Dato così sfogo alla pulsione terminologica, sento il desiderio di riportare il lettore a quel casuale incontro con la simpatica insegnante di disegno spagnola, o piuttosto catalana, avvenuto nel magnifico monastero cistercense presso Tarragona chiamato localmente “Reial Monestir de Santa Maria de Santes Creus”. Da qualche piccolo indizio, il suddetto lettore avrà certamente capito che quella mia visita era avvenuta nel 2000, l’anno del Grande Giubileo. Quello di cui ho parlato nella penultima puntata della rubrica “Beni comuni”. In quello stesso anno sarei andato per la prima volta in Giappone per il necessario sopralluogo al San Juan Bautista Museum di Ishinomaki, dove stavo progettando la mostra “1615, il Viaggio: la Missione Keichô alla scoperta dell’Europa”, che avremmo inaugurato a ottobre dell’anno dopo, il terribile 2001, con il volo di andata – per curare i lavori di allestimento delle sale e di sistemazione degli ottantacinque, tra oggetti ed opere d’arte, inviati in precedenza tramite gli spedizionieri specializzati e con l’assistenza di un funzionario ministeriale nella movimentazione delle casse – a pochi giorni dall’11 settembre, in un aereo semivuoto tanto da Fiumicino alla Malpensa, quanto da lì a Tokyo-Narita, con i 9.767 km da coprire in undici ore. E qui, supponendo che il cortese lettore non abbia avuto all’epoca notizie dettagliate di quella mostra e ne sia incuriosito, prometto di dedicare una puntata della rubrica a quell’evento di cui ho avuto il privilegio d’essere progettista e realizzatore e che, effettivamente, ha ben figurato tra le manifestazioni nazionali di “Italia in Giappone 2001”, che riserva ancora alcune sorprese.

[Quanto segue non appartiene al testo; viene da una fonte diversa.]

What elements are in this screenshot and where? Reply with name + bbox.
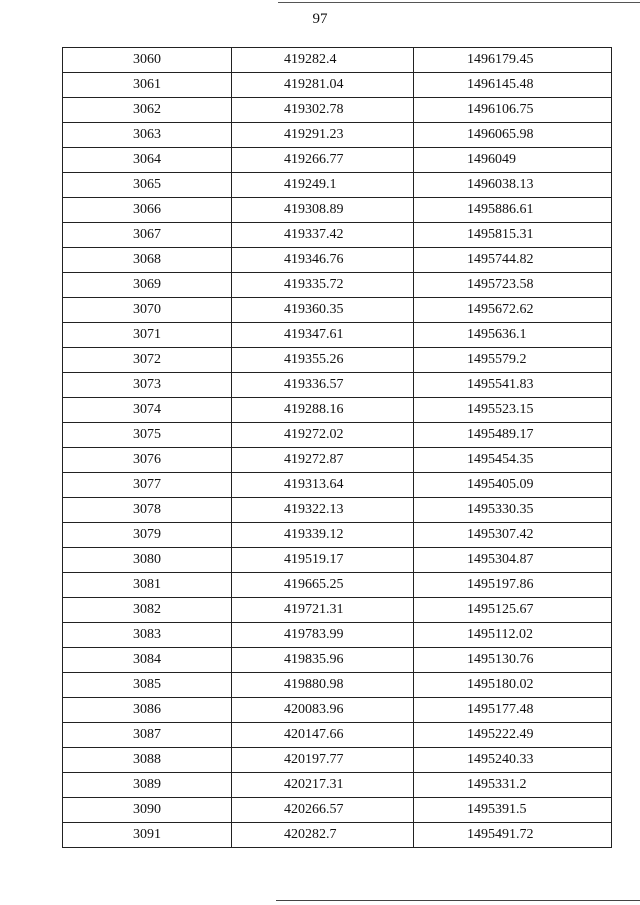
table-row xyxy=(63,73,612,98)
table-row xyxy=(63,548,612,573)
x-coordinate-cell: 419272.87 xyxy=(232,448,414,473)
x-coordinate-cell: 419288.16 xyxy=(232,398,414,423)
y-coordinate-cell: 1495177.48 xyxy=(414,698,612,723)
x-coordinate-cell: 419337.42 xyxy=(232,223,414,248)
point-number-cell: 3078 xyxy=(63,498,232,523)
x-coordinate-cell: 419347.61 xyxy=(232,323,414,348)
x-coordinate-cell: 419665.25 xyxy=(232,573,414,598)
y-coordinate-cell: 1495112.02 xyxy=(414,623,612,648)
table-row xyxy=(63,473,612,498)
y-coordinate-cell: 1496106.75 xyxy=(414,98,612,123)
table-row xyxy=(63,398,612,423)
table-row xyxy=(63,223,612,248)
x-coordinate-cell: 420083.96 xyxy=(232,698,414,723)
table-row xyxy=(63,573,612,598)
x-coordinate-cell: 419308.89 xyxy=(232,198,414,223)
table-row xyxy=(63,373,612,398)
table-row xyxy=(63,98,612,123)
point-number-cell: 3084 xyxy=(63,648,232,673)
x-coordinate-cell: 419272.02 xyxy=(232,423,414,448)
point-number-cell: 3090 xyxy=(63,798,232,823)
point-number-cell: 3082 xyxy=(63,598,232,623)
y-coordinate-cell: 1495240.33 xyxy=(414,748,612,773)
x-coordinate-cell: 419880.98 xyxy=(232,673,414,698)
x-coordinate-cell: 420147.66 xyxy=(232,723,414,748)
y-coordinate-cell: 1495330.35 xyxy=(414,498,612,523)
point-number-cell: 3066 xyxy=(63,198,232,223)
y-coordinate-cell: 1496049 xyxy=(414,148,612,173)
table-row xyxy=(63,523,612,548)
y-coordinate-cell: 1495489.17 xyxy=(414,423,612,448)
table-row xyxy=(63,773,612,798)
y-coordinate-cell: 1495636.1 xyxy=(414,323,612,348)
y-coordinate-cell: 1495723.58 xyxy=(414,273,612,298)
x-coordinate-cell: 419266.77 xyxy=(232,148,414,173)
point-number-cell: 3070 xyxy=(63,298,232,323)
point-number-cell: 3083 xyxy=(63,623,232,648)
y-coordinate-cell: 1496145.48 xyxy=(414,73,612,98)
x-coordinate-cell: 419335.72 xyxy=(232,273,414,298)
x-coordinate-cell: 419360.35 xyxy=(232,298,414,323)
point-number-cell: 3085 xyxy=(63,673,232,698)
y-coordinate-cell: 1495815.31 xyxy=(414,223,612,248)
point-number-cell: 3068 xyxy=(63,248,232,273)
y-coordinate-cell: 1495672.62 xyxy=(414,298,612,323)
y-coordinate-cell: 1495222.49 xyxy=(414,723,612,748)
point-number-cell: 3067 xyxy=(63,223,232,248)
table-row xyxy=(63,198,612,223)
x-coordinate-cell: 420282.7 xyxy=(232,823,414,848)
y-coordinate-cell: 1495886.61 xyxy=(414,198,612,223)
x-coordinate-cell: 419783.99 xyxy=(232,623,414,648)
point-number-cell: 3076 xyxy=(63,448,232,473)
y-coordinate-cell: 1495541.83 xyxy=(414,373,612,398)
table-row xyxy=(63,273,612,298)
point-number-cell: 3091 xyxy=(63,823,232,848)
x-coordinate-cell: 419339.12 xyxy=(232,523,414,548)
point-number-cell: 3062 xyxy=(63,98,232,123)
y-coordinate-cell: 1495197.86 xyxy=(414,573,612,598)
y-coordinate-cell: 1495454.35 xyxy=(414,448,612,473)
table-row xyxy=(63,723,612,748)
x-coordinate-cell: 419346.76 xyxy=(232,248,414,273)
table-row xyxy=(63,173,612,198)
y-coordinate-cell: 1495491.72 xyxy=(414,823,612,848)
x-coordinate-cell: 419302.78 xyxy=(232,98,414,123)
coordinates-table xyxy=(62,47,612,848)
point-number-cell: 3073 xyxy=(63,373,232,398)
y-coordinate-cell: 1495523.15 xyxy=(414,398,612,423)
point-number-cell: 3064 xyxy=(63,148,232,173)
x-coordinate-cell: 419281.04 xyxy=(232,73,414,98)
table-row xyxy=(63,623,612,648)
table-row xyxy=(63,598,612,623)
table-row xyxy=(63,673,612,698)
table-row xyxy=(63,323,612,348)
table-row xyxy=(63,823,612,848)
table-row xyxy=(63,498,612,523)
table-row xyxy=(63,48,612,73)
table-row xyxy=(63,148,612,173)
y-coordinate-cell: 1495125.67 xyxy=(414,598,612,623)
x-coordinate-cell: 419355.26 xyxy=(232,348,414,373)
x-coordinate-cell: 419313.64 xyxy=(232,473,414,498)
x-coordinate-cell: 420217.31 xyxy=(232,773,414,798)
x-coordinate-cell: 419322.13 xyxy=(232,498,414,523)
y-coordinate-cell: 1495744.82 xyxy=(414,248,612,273)
y-coordinate-cell: 1495304.87 xyxy=(414,548,612,573)
coordinates-table-body xyxy=(63,48,612,848)
table-row xyxy=(63,798,612,823)
point-number-cell: 3081 xyxy=(63,573,232,598)
table-row xyxy=(63,348,612,373)
table-row xyxy=(63,448,612,473)
point-number-cell: 3075 xyxy=(63,423,232,448)
point-number-cell: 3088 xyxy=(63,748,232,773)
table-row xyxy=(63,298,612,323)
point-number-cell: 3087 xyxy=(63,723,232,748)
point-number-cell: 3074 xyxy=(63,398,232,423)
point-number-cell: 3072 xyxy=(63,348,232,373)
x-coordinate-cell: 419291.23 xyxy=(232,123,414,148)
bottom-rule xyxy=(276,900,640,901)
x-coordinate-cell: 419249.1 xyxy=(232,173,414,198)
page-number: 97 xyxy=(312,11,328,27)
table-row xyxy=(63,648,612,673)
y-coordinate-cell: 1495579.2 xyxy=(414,348,612,373)
point-number-cell: 3063 xyxy=(63,123,232,148)
y-coordinate-cell: 1495180.02 xyxy=(414,673,612,698)
point-number-cell: 3079 xyxy=(63,523,232,548)
y-coordinate-cell: 1495307.42 xyxy=(414,523,612,548)
point-number-cell: 3089 xyxy=(63,773,232,798)
table-row xyxy=(63,248,612,273)
y-coordinate-cell: 1495331.2 xyxy=(414,773,612,798)
point-number-cell: 3080 xyxy=(63,548,232,573)
x-coordinate-cell: 420266.57 xyxy=(232,798,414,823)
point-number-cell: 3069 xyxy=(63,273,232,298)
x-coordinate-cell: 419835.96 xyxy=(232,648,414,673)
point-number-cell: 3061 xyxy=(63,73,232,98)
table-row xyxy=(63,123,612,148)
x-coordinate-cell: 420197.77 xyxy=(232,748,414,773)
y-coordinate-cell: 1496179.45 xyxy=(414,48,612,73)
top-rule xyxy=(278,2,640,3)
point-number-cell: 3086 xyxy=(63,698,232,723)
x-coordinate-cell: 419282.4 xyxy=(232,48,414,73)
x-coordinate-cell: 419519.17 xyxy=(232,548,414,573)
x-coordinate-cell: 419336.57 xyxy=(232,373,414,398)
y-coordinate-cell: 1495130.76 xyxy=(414,648,612,673)
y-coordinate-cell: 1496038.13 xyxy=(414,173,612,198)
table-row xyxy=(63,748,612,773)
point-number-cell: 3071 xyxy=(63,323,232,348)
y-coordinate-cell: 1495405.09 xyxy=(414,473,612,498)
table-row xyxy=(63,698,612,723)
point-number-cell: 3077 xyxy=(63,473,232,498)
y-coordinate-cell: 1495391.5 xyxy=(414,798,612,823)
point-number-cell: 3065 xyxy=(63,173,232,198)
point-number-cell: 3060 xyxy=(63,48,232,73)
table-row xyxy=(63,423,612,448)
x-coordinate-cell: 419721.31 xyxy=(232,598,414,623)
y-coordinate-cell: 1496065.98 xyxy=(414,123,612,148)
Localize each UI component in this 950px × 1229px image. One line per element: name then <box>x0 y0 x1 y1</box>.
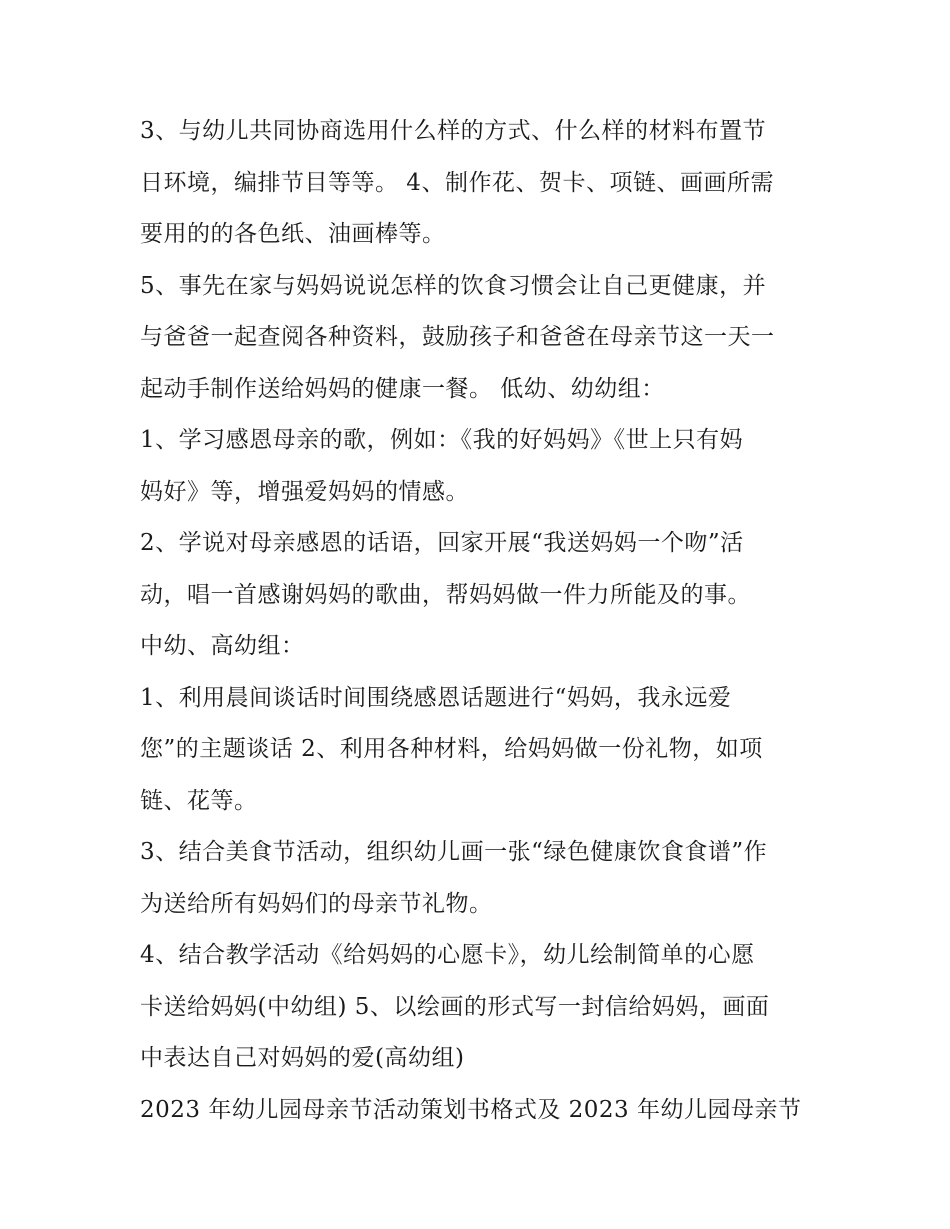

Vasi, bronzi e gioielli d’epoca etrusca, ceramiche medievali e del periodo barocco, dipinti e incisioni, armi da fuoco e da taglio, armature e copricapi, perfette ricostruzioni degli abiti del tempo, documenti d’archivio, oggetti d’arte e di artigianato hanno rievocato in una sintesi esauriente la storia del territorio e gli scenari urbani, sociali e politici in cui furono accolti nel Lazio pontificio gli ospiti giapponesi. La Presidenza della Repubblica, la Soprintendenza Archeologica per l’Etruria Meridionale, il Museo Nazionale di Castel Sant’Angelo, l’Ente Autonomo Giostra della Quintana di Foligno, la famiglia Borghese, il Circolo della Caccia e la famiglia Cavazza, l’Associazione Mastarna e altre numerose istituzioni culturali hanno contribuito con prestiti e con la collaborazione fornita agli enti promotori alla riuscita della manifestazione, nel 30° anniversario del gemellaggio tra Ishinomaki e Civitavecchia che ha visto anche la firma di quello tra la Prefettura di Miyagi e la Provincia di Roma, sul galeone ricostruito. Accanto ad essi, hanno aderito stilisti ed artisti, artigiani e industrie di prodotti tipici, per l’organizzazione degli eventi collaterali patrocinati appunto dalla nostra Provincia, che hanno reso il mese di apertura non solo un’importante occasione culturale di conoscenza e di approfondimento dei rapporti tra le due nazioni, le popolazioni e i loro organismi, ma anche un simpatico messaggio della regione della capitale italiana verso il mercato giapponese, dalle più antiche alle più recenti espressioni della sua creatività, ai prodotti tradizionali e al suo peculiare e universale richiamo turistico e spirituale.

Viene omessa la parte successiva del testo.